In un’intervista del 2019 rilasciata al Wall Street Journal, Michele Di Pierro, il fondatore di Supreme Italia, dichiarava: “Il nostro successo non si basa sul Box Logo. Il segreto sta nella qualità dei prodotti e nel rendere accessibile i nostri articoli a una clientela giovane. Quando registrai il marchio in Italia lo feci in buona fede. James Jebbia non era conosciuto da noi e non aveva nemmeno uno store nel nostro paese, quindi non sapevo dell’esistenza di Supreme New York.”. A quanto pare però la giustizia non la pensa così.

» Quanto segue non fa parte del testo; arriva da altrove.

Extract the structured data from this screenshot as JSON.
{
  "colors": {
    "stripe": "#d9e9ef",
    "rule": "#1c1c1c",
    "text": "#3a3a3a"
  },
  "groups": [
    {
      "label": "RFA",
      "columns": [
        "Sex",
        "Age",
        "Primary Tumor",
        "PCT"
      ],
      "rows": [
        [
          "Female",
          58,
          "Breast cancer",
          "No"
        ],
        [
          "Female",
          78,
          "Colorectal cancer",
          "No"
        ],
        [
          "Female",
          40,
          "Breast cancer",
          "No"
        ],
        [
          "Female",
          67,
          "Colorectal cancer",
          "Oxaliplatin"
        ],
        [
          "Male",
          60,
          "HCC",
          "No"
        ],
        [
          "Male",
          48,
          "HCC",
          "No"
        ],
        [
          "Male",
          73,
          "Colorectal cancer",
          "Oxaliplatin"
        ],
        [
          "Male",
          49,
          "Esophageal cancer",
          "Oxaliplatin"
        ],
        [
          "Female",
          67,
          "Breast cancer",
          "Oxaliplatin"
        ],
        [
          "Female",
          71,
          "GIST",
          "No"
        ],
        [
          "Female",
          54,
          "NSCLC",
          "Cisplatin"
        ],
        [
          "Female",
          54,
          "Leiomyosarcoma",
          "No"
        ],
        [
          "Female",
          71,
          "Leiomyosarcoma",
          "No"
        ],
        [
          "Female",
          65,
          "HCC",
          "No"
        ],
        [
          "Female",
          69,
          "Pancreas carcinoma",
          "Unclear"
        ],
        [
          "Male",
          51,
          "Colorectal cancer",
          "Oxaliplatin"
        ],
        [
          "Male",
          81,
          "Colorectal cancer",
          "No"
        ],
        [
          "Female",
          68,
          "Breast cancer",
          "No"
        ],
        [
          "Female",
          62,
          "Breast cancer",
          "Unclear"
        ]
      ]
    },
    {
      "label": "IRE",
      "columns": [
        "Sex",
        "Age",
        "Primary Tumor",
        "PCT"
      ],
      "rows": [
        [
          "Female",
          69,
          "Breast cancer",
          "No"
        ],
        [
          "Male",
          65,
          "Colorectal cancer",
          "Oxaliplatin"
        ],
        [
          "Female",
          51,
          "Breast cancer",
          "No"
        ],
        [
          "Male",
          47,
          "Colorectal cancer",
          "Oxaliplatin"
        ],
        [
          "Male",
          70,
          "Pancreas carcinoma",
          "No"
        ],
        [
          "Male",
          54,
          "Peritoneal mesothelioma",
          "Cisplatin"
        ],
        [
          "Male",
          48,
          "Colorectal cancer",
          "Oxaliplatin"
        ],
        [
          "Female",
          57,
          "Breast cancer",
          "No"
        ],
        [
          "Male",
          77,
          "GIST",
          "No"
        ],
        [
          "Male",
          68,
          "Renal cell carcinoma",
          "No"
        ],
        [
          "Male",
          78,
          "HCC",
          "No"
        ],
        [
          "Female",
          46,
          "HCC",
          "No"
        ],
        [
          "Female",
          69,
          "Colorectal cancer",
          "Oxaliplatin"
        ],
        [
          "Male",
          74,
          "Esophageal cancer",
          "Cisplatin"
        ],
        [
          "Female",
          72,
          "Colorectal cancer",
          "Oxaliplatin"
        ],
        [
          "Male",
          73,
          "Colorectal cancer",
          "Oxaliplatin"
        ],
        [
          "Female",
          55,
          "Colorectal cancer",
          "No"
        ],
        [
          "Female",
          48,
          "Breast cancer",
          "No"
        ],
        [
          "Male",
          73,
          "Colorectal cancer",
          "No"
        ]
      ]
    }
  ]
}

Dopo anni e anni di lotte, la guerra legale sui trademark si è conclusa a favore del brand americano. Come riportato da Bloomberg, Michele Di Pierro e suo figlio Marcello sono stati giudicati dalla corte d’Inghilterra colpevoli di frode. Hanno registrato i marchi “Supreme Italia” e “Supreme Spain” sfruttando ingiustamente la notorietà del colosso dello streetwear fondato a New York nel 1994.
I due devono scontare rispettivamente 8 e 3 anni di carcere per aver “plagiato l’identità di Supreme con azioni e metodi sfrontati, offensivi e disonesti”. Inoltre dovranno pagare a Supreme ben 7,5 milioni di sterline, che corrispondono a poco più di 8,7 milioni di euro. La sentenza è stata pronunciata dal giudice inglese Martin Beddoe a Londra. Le carte del processo hanno fatto emergere poco dopo che l’azienda londinese aveva solo 300 sterline nei suoi conti.
Infine, l’International Brand Firm Ltd., dovrà pagare una multa di 10,4 milioni di dollari per aver contribuito al reato. Si tratta della holding inglese che si è occupata del trademark nei Paesi in cui James Jebbia non aveva registrato il suo brand.
Al momento, né Supreme né VF Corp hanno commentato l’esito del processo che comunque rappresenta la prima condanna personale. Ricordiamo che lo scorso 3 dicembre era stata ufficializzata nell’Unione Europea la registrazione del trademark del Box Logo. Ma solo la sentenza della scorsa settimana sembrerebbe aver chiarito la questione una volta per tutte.